I don't want to be at work today, nor yesterday, or the day before. I'm getting really sick of the run around of things. We have been so slow lately that everyone is under prepping and I'm running out of things left and right, it's annoying. Saturday is usually busy so there should be more prepped, and that person should have been me to do it, but I was too busy catching up from yesterday's lunch I had no time to prep for breakfast. I feel like I'm running a one-woman-show here, everyone is so fucking lazy.
Today is my one shitty day out of the week so I shouldn't be complaining. I am always complaining.

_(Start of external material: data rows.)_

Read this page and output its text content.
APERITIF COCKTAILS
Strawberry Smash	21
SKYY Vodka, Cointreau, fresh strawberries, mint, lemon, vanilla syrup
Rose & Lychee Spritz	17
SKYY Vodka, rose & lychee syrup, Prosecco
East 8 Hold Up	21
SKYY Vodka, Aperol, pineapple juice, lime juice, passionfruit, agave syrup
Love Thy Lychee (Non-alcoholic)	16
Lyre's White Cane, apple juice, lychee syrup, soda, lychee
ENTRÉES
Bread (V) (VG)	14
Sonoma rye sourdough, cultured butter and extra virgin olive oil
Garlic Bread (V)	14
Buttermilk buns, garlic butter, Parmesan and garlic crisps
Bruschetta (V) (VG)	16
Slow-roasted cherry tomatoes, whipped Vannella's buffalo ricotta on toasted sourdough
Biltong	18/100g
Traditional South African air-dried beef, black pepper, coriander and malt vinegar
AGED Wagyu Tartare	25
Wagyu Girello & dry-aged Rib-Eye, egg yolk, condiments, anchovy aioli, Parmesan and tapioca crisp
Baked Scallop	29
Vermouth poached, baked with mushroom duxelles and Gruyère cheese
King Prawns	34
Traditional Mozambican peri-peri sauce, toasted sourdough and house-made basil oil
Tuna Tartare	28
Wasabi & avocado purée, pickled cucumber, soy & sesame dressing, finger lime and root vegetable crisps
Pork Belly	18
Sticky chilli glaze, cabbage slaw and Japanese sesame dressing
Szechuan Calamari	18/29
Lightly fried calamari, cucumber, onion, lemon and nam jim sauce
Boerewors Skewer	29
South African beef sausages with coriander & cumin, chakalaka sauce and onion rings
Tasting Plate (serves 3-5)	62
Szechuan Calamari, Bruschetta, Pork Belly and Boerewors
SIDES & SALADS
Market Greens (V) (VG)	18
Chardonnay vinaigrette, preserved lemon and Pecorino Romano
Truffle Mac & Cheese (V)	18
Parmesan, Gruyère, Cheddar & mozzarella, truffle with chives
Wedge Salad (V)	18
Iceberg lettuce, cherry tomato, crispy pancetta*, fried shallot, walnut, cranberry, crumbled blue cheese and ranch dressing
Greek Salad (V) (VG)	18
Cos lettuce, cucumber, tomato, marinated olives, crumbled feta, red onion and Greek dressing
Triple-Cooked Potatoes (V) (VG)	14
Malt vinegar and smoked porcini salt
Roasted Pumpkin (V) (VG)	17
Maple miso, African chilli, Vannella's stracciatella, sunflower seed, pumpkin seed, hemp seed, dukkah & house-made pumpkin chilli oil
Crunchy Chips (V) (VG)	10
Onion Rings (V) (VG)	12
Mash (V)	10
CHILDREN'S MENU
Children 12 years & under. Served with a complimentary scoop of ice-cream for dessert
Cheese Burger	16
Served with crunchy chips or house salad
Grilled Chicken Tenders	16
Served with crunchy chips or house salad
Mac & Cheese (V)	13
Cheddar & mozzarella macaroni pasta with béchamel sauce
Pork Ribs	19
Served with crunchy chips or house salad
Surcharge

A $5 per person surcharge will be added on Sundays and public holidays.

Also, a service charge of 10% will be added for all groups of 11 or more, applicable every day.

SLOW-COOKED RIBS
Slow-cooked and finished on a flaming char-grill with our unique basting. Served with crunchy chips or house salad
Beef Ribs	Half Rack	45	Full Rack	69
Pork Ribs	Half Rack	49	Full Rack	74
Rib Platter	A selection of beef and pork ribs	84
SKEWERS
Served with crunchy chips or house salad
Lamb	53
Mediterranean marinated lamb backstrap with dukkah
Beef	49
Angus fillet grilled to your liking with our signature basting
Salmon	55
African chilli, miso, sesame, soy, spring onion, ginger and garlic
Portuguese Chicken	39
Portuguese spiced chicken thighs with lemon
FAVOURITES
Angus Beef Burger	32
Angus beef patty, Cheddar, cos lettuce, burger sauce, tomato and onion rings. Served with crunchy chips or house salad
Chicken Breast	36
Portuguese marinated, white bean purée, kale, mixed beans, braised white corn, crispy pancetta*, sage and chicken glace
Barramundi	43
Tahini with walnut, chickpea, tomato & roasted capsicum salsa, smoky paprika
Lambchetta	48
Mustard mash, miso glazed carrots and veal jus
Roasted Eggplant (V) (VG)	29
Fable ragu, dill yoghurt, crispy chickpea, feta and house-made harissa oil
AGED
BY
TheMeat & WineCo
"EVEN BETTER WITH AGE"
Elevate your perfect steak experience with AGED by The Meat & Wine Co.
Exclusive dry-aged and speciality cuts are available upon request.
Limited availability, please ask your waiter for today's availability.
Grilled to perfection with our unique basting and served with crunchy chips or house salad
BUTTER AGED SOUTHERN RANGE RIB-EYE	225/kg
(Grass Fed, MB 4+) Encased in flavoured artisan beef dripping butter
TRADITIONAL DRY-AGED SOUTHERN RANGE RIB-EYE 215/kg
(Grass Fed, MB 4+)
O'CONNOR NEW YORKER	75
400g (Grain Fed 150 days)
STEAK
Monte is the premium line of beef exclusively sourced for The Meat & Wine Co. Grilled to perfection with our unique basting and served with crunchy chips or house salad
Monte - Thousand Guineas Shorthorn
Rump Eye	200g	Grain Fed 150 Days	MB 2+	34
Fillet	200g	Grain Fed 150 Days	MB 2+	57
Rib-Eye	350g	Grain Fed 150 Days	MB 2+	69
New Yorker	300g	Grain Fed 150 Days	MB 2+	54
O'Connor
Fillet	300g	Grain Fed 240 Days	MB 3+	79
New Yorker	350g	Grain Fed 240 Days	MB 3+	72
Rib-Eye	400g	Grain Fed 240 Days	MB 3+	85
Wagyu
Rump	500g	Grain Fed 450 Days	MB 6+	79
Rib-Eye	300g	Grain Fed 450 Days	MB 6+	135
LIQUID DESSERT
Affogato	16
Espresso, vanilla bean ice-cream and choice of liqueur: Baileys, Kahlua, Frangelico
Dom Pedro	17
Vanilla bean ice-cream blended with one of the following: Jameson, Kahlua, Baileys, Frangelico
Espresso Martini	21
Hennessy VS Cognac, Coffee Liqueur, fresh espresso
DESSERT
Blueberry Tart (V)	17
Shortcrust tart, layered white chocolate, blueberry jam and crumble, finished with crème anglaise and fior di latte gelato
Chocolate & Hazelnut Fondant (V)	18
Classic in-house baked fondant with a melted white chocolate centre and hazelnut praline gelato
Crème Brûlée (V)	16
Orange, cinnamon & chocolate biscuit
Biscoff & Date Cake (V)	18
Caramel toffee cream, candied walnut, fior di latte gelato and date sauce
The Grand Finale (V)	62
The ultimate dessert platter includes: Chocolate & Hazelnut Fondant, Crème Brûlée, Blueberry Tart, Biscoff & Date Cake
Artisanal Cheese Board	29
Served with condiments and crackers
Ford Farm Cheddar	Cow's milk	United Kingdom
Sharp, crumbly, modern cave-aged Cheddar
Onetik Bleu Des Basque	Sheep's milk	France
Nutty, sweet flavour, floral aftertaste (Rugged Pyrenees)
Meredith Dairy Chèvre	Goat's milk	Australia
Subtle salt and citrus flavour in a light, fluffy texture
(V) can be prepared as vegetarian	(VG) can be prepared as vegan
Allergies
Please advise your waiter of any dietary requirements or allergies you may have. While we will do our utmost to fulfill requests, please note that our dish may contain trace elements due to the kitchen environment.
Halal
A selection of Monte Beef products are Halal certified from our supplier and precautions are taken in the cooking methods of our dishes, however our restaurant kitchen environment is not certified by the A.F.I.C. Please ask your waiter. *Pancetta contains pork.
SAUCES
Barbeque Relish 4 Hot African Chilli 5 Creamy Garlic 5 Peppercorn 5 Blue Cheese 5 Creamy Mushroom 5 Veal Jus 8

We've had three bands stay at our house this week, all foreigners, all has been well except a little inappropriate ass grabbing (sorry, I'm a prude, but I have respect for myself) and the Czechs not knowing how to use a fucking bathroom apparently. Paper towels do not flush, the toilet seat is for sitting, not for breaking. Luckily the cats aren't too mad at me for having too many guests, I've actually gotten my Milo back. He wouldnt even come near me when we lived with Connor's dad because Connor's dad is in love with Milo, and I think the feeling was mutual. He is back to his cuddly kissing self, Juni is the Nunester as always, just doin' her thing. I like commas today.
He's getting so big!
Now that we're basically settled into the house I am definitely more comfortable, I am enjoying dinner and movie nights with my friends :)
That being said, I am taking a much needed break from alcoholic beverages. I haven't been 21 for a month yet and I can't even tell you how many times I don't remember coming home, this needs to end! I am fucking my stomach up, I feel like shit at work, and bad things sometimes happen...
1 comment:
They BROKE the toilet seat? What was the train of thought there?